Mientras hablaba, noté que un lúgubre y apagado resplandor rojizo fluía por los lados del enorme abismo donde nos habíamos hundido, arrojando un luz vacilante sobre cubierta. Levantando los ojos, contemplé un espectáculo que me heló la sangre. A una altura terrorífica, por encima de nosotros, y al mismo borde de aquel precipicio de agua, flotaba un gigantesco buque de unas cuatro mil toneladas. Aunque en la cresta de una ola tan grande que le sobrepasaba cien veces por alto, su tamaño excedía al de cualquier buque de guerra o de la Compañía de Indias Orientales. Su enorme casco era de un negro profundo y opaco, y no tenía ni los mascarones ni los adornos de un navío. Por las portañolas abiertas asomaba una sola fila de cañones de bronce, cuyas relucientes superficies reflejaban las luces de innumerables linternas de combate que se balanceaban entre las jarcias. Pero lo que más me llenó de horror y asombro fue que el buque con rumbo a sotavento tenía todas las velas desplegadas en medio de aquel mar sobrenatural y aquel huracán ingobernable. Cuando lo descubrimos por primera vez sólo se distinguía su proa, mientras lentamente se elevaba desde el tenebroso y horrible golfo de donde venía. Durante un instante de intenso terror el barco se quedó parado sobre la vertiginosa cima, como si estuviera contemplando su propia grandeza. Luego tembló, vaciló y... se precipitó hacia abajo.
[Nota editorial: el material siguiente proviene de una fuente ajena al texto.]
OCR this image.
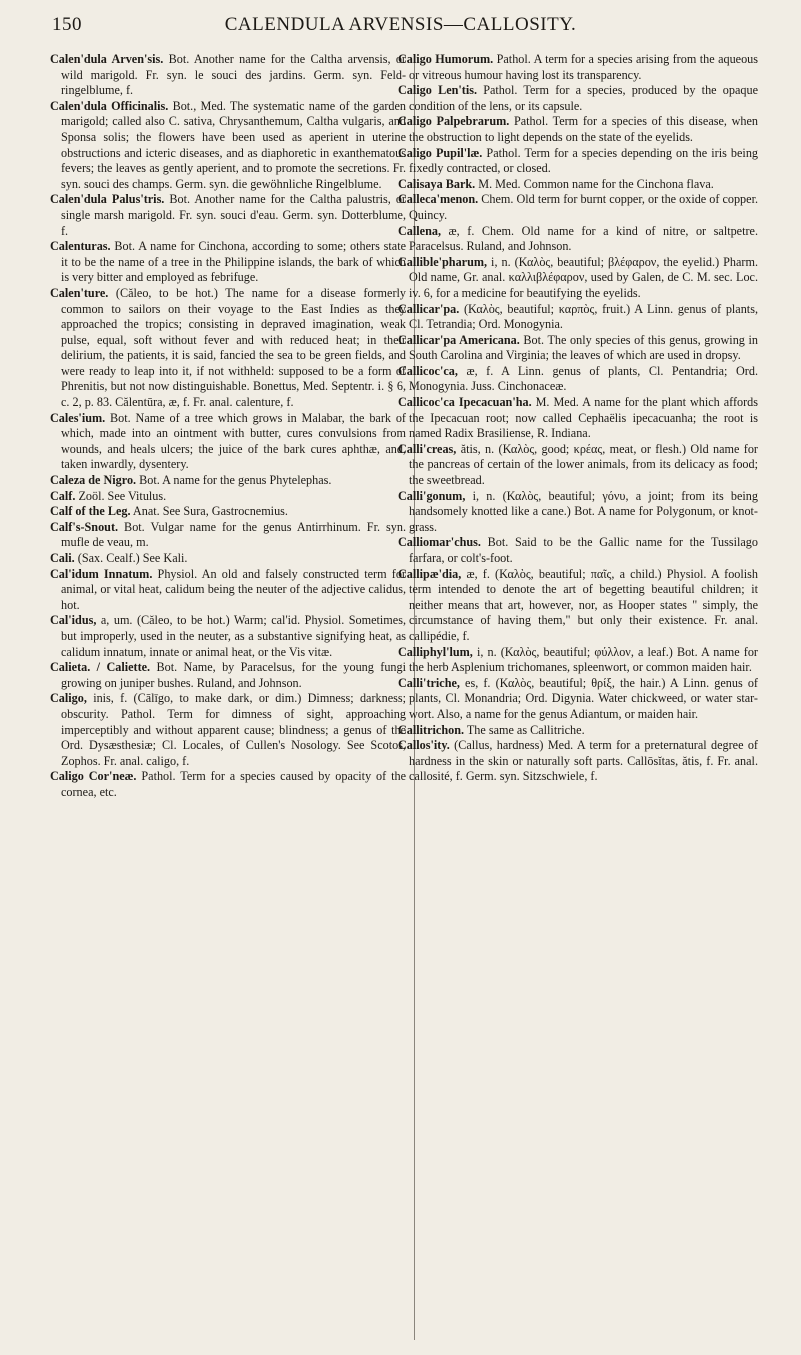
150	CALENDULA ARVENSIS—CALLOSITY.

Calen'dula Arven'sis. Bot. Another name for the Caltha arvensis, or wild marigold. Fr. syn. le souci des jardins. Germ. syn. Feld-ringelblume, f.

Calen'dula Officinalis. Bot., Med. The systematic name of the garden marigold; called also C. sativa, Chrysanthemum, Caltha vulgaris, and Sponsa solis; the flowers have been used as aperient in uterine obstructions and icteric diseases, and as diaphoretic in exanthematous fevers; the leaves as gently aperient, and to promote the secretions. Fr. syn. souci des champs. Germ. syn. die gewöhnliche Ringelblume.

Calen'dula Palus'tris. Bot. Another name for the Caltha palustris, or single marsh marigold. Fr. syn. souci d'eau. Germ. syn. Dotterblume, f.

Calenturas. Bot. A name for Cinchona, according to some; others state it to be the name of a tree in the Philippine islands, the bark of which is very bitter and employed as febrifuge.

Calen'ture. (Căleo, to be hot.) The name for a disease formerly common to sailors on their voyage to the East Indies as they approached the tropics; consisting in depraved imagination, weak pulse, equal, soft without fever and with reduced heat; in their delirium, the patients, it is said, fancied the sea to be green fields, and were ready to leap into it, if not withheld: supposed to be a form of Phrenitis, but not now distinguishable. Bonettus, Med. Septentr. i. § 6, c. 2, p. 83. Călentūra, æ, f. Fr. anal. calenture, f.

Cales'ium. Bot. Name of a tree which grows in Malabar, the bark of which, made into an ointment with butter, cures convulsions from wounds, and heals ulcers; the juice of the bark cures aphthæ, and, taken inwardly, dysentery.

Caleza de Nigro. Bot. A name for the genus Phytelephas.

Calf. Zoöl. See Vitulus.

Calf of the Leg. Anat. See Sura, Gastrocnemius.

Calf's-Snout. Bot. Vulgar name for the genus Antirrhinum. Fr. syn. mufle de veau, m.

Cali. (Sax. Cealf.) See Kali.

Cal'idum Innatum. Physiol. An old and falsely constructed term for animal, or vital heat, calidum being the neuter of the adjective calidus, hot.

Cal'idus, a, um. (Căleo, to be hot.) Warm; cal'id. Physiol. Sometimes, but improperly, used in the neuter, as a substantive signifying heat, as calidum innatum, innate or animal heat, or the Vis vitæ.

Calieta. / Caliette. Bot. Name, by Paracelsus, for the young fungi growing on juniper bushes. Ruland, and Johnson.

Caligo, inis, f. (Cālīgo, to make dark, or dim.) Dimness; darkness; obscurity. Pathol. Term for dimness of sight, approaching imperceptibly and without apparent cause; blindness; a genus of the Ord. Dysæsthesiæ; Cl. Locales, of Cullen's Nosology. See Scotos, Zophos. Fr. anal. caligo, f.

Caligo Cor'neæ. Pathol. Term for a species caused by opacity of the cornea, etc.

Caligo Humorum. Pathol. A term for a species arising from the aqueous or vitreous humour having lost its transparency.

Caligo Len'tis. Pathol. Term for a species, produced by the opaque condition of the lens, or its capsule.

Caligo Palpebrarum. Pathol. Term for a species of this disease, when the obstruction to light depends on the state of the eyelids.

Caligo Pupil'læ. Pathol. Term for a species depending on the iris being fixedly contracted, or closed.

Calisaya Bark. M. Med. Common name for the Cinchona flava.

Calleca'menon. Chem. Old term for burnt copper, or the oxide of copper. Quincy.

Callena, æ, f. Chem. Old name for a kind of nitre, or saltpetre. Paracelsus. Ruland, and Johnson.

Callible'pharum, i, n. (Καλὸς, beautiful; βλέφαρον, the eyelid.) Pharm. Old name, Gr. anal. καλλιβλέφαρον, used by Galen, de C. M. sec. Loc. iv. 6, for a medicine for beautifying the eyelids.

Callicar'pa. (Καλὸς, beautiful; καρπὸς, fruit.) A Linn. genus of plants, Cl. Tetrandia; Ord. Monogynia.

Callicar'pa Americana. Bot. The only species of this genus, growing in South Carolina and Virginia; the leaves of which are used in dropsy.

Callicoc'ca, æ, f. A Linn. genus of plants, Cl. Pentandria; Ord. Monogynia. Juss. Cinchonaceæ.

Callicoc'ca Ipecacuan'ha. M. Med. A name for the plant which affords the Ipecacuan root; now called Cephaëlis ipecacuanha; the root is named Radix Brasiliense, R. Indiana.

Calli'creas, ătis, n. (Καλὸς, good; κρέας, meat, or flesh.) Old name for the pancreas of certain of the lower animals, from its delicacy as food; the sweetbread.

Calli'gonum, i, n. (Καλὸς, beautiful; γόνυ, a joint; from its being handsomely knotted like a cane.) Bot. A name for Polygonum, or knot-grass.

Calliomar'chus. Bot. Said to be the Gallic name for the Tussilago farfara, or colt's-foot.

Callipæ'dia, æ, f. (Καλὸς, beautiful; παῖς, a child.) Physiol. A foolish term intended to denote the art of begetting beautiful children; it neither means that art, however, nor, as Hooper states " simply, the circumstance of having them," but only their existence. Fr. anal. callipédie, f.

Calliphyl'lum, i, n. (Καλὸς, beautiful; φύλλον, a leaf.) Bot. A name for the herb Asplenium trichomanes, spleenwort, or common maiden hair.

Calli'triche, es, f. (Καλὸς, beautiful; θρίξ, the hair.) A Linn. genus of plants, Cl. Monandria; Ord. Digynia. Water chickweed, or water star-wort. Also, a name for the genus Adiantum, or maiden hair.

Callitrichon. The same as Callitriche.

Callos'ity. (Callus, hardness) Med. A term for a preternatural degree of hardness in the skin or naturally soft parts. Callōsĭtas, ătis, f. Fr. anal. callosité, f. Germ. syn. Sitzschwiele, f.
En aquel instante no sé qué repentino dominio se apoderó de mí. Tambaleando me situé tan a la popa como pude y esperé sin miedo la destrucción que nos iba a liquidar. Nuestro barco ya había dejado de luchar y se estaba hundiendo de proa. El choque de la masa descendente lo alcanzó en su estructura medio hundida, y como resultado inevitable me arrojó con irresistible violencia sobre las jarcias del buque desconocido.
En el momento de mi caída, el barco viró, y atribuí a la confusión reinante el hecho de que pasara inadvertido a los ojos de la tripulación. Me abrí camino, sin dificultad, hacia la escotilla principal, que estaba medio abierta, y pronto encontré la oportunidad de esconderme en la cala . No sabría decir por qué lo hice. Quizá se debiera al sentimiento de temor que desde el primer momento me inspiraron los tripulantes de aquel buque. No me atrevía a confiar en una gente que, después de la ojeada rápida que pude echar, me producía tanta extrañeza como duda y aprensión. Y por esto me pareció lo más adecuado buscar un escondrijo en la cala. Lo conseguí quitando unas tablas del armazón movible, y así me aseguré un sitio entre las enormes cuadernas del buque.